シューマンの「別れ」美しいレクイエムとして貧爾君の心に届いたことでしょう。
私も愛猫との別れを通して気付いたこと、わかったことがたくさんありました。
by Nyandam (2009-10-08 11:56) 

旅爺さん

おはよう御座いま~す。
やっと台風一過の秋晴れですね。
何事も無くご無事でしたか?
by 旅爺さん (2009-10-09 09:12) 

アヨアン・イゴカー

optimist様、duke様、ChinchikoPapa様、Krause様、toraneko-tora様、夢空様、扶侶夢舎様、チョコシナモン様、doudesyo様、mimimomo様、いっぷく様、aranjues様、mitu様、くらま様、gyaro様、お茶屋様、kaoru様、YUYA様、スー様、ナカムラ様、kurakichi様、mouse1948様、さとふみ様、くーぷらん様、yukitan様、lapis様、アリスとテレス様、orage-beco様、もめてる様、kakasisannpo様、sig様、青い鳥様、旅爺さん様、shin様、びくとる様、Mineosaurus様、リュカ様、moz様、あらみてたのね様、+k様、yakko様、SILENT様、奥津軽様、ほりけん様、ミモザ様、flutist様、えれあ様、イリス様、アールグレイ様、pace様、めりっさ様、ララアント様、野うさぎ様、KENNY様、soichiro様、Nyandam様、るる様、アマデウス様 皆様 nice有難うございます。
by アヨアン・イゴカー (2009-10-09 13:50) 

アヨアン・イゴカー

doudesyo様
妻は猫が死んでしまうと、しっかりと綺麗にしてやるのです。
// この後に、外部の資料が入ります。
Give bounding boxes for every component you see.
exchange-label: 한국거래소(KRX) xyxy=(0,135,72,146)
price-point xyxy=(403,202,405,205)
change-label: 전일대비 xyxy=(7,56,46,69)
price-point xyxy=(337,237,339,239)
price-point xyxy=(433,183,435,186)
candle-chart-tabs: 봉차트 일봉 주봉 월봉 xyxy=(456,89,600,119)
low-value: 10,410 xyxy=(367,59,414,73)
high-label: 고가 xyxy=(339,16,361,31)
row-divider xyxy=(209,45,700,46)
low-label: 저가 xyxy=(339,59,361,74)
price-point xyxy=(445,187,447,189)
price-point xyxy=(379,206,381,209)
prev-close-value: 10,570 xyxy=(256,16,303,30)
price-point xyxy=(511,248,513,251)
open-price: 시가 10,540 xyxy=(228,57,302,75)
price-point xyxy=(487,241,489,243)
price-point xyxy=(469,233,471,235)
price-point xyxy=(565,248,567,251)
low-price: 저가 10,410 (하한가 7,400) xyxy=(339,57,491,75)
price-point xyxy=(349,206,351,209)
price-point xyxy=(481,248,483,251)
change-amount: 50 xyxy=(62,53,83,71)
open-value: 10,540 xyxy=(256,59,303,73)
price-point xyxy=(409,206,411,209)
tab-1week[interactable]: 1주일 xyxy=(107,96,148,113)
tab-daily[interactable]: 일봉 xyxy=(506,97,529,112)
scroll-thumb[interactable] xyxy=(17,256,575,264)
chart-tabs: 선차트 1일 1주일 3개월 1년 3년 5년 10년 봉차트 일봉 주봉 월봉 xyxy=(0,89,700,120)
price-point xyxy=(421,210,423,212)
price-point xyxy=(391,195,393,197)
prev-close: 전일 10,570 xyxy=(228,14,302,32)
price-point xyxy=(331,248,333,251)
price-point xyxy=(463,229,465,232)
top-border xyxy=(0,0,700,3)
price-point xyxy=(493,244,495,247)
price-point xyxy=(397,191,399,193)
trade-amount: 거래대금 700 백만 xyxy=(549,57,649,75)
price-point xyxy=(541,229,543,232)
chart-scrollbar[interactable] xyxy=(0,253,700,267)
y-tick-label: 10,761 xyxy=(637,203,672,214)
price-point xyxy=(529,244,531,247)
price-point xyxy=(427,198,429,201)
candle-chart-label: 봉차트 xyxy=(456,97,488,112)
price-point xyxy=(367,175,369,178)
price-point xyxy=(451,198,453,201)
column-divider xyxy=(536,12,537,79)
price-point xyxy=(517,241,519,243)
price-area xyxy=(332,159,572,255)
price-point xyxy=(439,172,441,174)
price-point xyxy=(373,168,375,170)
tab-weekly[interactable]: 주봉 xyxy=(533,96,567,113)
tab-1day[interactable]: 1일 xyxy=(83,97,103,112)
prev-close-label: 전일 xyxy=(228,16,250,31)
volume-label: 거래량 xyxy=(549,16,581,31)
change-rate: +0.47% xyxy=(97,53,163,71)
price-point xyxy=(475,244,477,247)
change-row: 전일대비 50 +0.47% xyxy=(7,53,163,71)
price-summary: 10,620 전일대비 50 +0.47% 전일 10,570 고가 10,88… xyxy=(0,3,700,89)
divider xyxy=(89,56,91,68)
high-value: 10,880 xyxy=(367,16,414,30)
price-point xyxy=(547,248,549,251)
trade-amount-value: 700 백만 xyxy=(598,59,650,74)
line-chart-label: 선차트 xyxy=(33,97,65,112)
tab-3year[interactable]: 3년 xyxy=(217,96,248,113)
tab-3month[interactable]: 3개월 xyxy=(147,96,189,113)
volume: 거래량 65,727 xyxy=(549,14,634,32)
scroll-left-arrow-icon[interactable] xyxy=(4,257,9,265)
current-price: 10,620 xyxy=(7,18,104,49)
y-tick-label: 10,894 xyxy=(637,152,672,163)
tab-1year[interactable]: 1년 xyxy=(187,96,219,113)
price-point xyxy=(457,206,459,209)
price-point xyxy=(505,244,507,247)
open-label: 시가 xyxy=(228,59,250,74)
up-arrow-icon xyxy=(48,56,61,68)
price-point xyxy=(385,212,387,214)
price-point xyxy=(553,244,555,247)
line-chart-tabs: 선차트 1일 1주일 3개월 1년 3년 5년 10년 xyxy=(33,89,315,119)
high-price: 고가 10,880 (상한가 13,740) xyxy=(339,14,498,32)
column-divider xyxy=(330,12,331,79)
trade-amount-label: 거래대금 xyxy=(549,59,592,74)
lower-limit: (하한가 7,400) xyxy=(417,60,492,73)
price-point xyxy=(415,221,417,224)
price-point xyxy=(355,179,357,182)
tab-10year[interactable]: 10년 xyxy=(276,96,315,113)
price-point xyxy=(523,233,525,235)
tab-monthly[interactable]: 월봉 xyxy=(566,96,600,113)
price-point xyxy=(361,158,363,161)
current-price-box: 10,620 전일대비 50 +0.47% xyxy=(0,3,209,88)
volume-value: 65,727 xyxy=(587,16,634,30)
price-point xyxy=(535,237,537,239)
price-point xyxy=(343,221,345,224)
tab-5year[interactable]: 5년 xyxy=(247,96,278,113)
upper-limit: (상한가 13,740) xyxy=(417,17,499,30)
あぁいう送り方があるものなのだと、私も納得しました。
結婚するまでは、動物が死ぬと、地面に穴を掘って、そのまま埋めるだけでした。

mimimomo様
心が大きく揺さぶられる時、メモを取ったり絵を描いておくことは、私にとってとても大切です。思い出すために。お読み頂き有難うございます。

いっぷく様
有難うございます。
自分の人生の中の一つの出来事として、一生覚えていると思います。

ナカムラ様
お読み頂き有難うございます。
この喪失感は、私にとって書いて表現するしかなかったのです。

orange-beco様
そうです。彼は我が家の小さな庭に土葬にしていますので、ゆっくりと土に返っていると思います。でも、妻と私の心の中には、勿論、進行形で思い出が生きています。

sig様
悲しみの前に、私と言う人間は、真面目にならざるをえなくなります。そして、真面目に考え始めることになります、今まで放置しておいた大切なことを。まさかの時に、本性が現れます。

青い鳥様
そういわれてみれば、そうかも知れません。具合が急降下で悪くなる前だったような気がします。この世に存在するものは、全てその存在を認めて貰いたがっていると思います。

旅爺さん様
北海道にいた時も、川崎市に引っ越してきてからも、猫はいつも出たり入ったりしていました。雨の日、とっ捕まえて泥足を拭く、また楽しからずや。
旅行をされる場合には、確かに、預ける人がいないと飼えないですね。

Mineosaurus様
有難うございます。この絵は石膏ボードに書いているので、段々曲がってきていて、ちょっと心配です。

yakko様
嬉しいお言葉、有難うございます。

ミモザ様
とても嬉しいお言葉、有難うございます。

ララアント様
20年も一緒だと、悲しみも一入だったでしょうね。
精神的な空洞なのでしょうが、すっぽり抜けてしまったあの物寂しさ。

Nyandam様
人間が学ぶことができるのは、人間からだけではないのですね。仰るように、動物達の生き方から、私はいろいろ教えてもらっています。
特定の曲をある特別な機会に弾くと、別の時にその曲を聴いた時に、送った猫達のことを思い出すことができます。

旅爺さん様
イチジクの木、倒れちゃったんですね?きっと起してやってくださいね。
川崎市麻生区の我が家近辺では、特に大きな被害もなかったようです。
綺麗な青空ですが、なんだか淋しいのは、やっぱり秋だからでしょうか。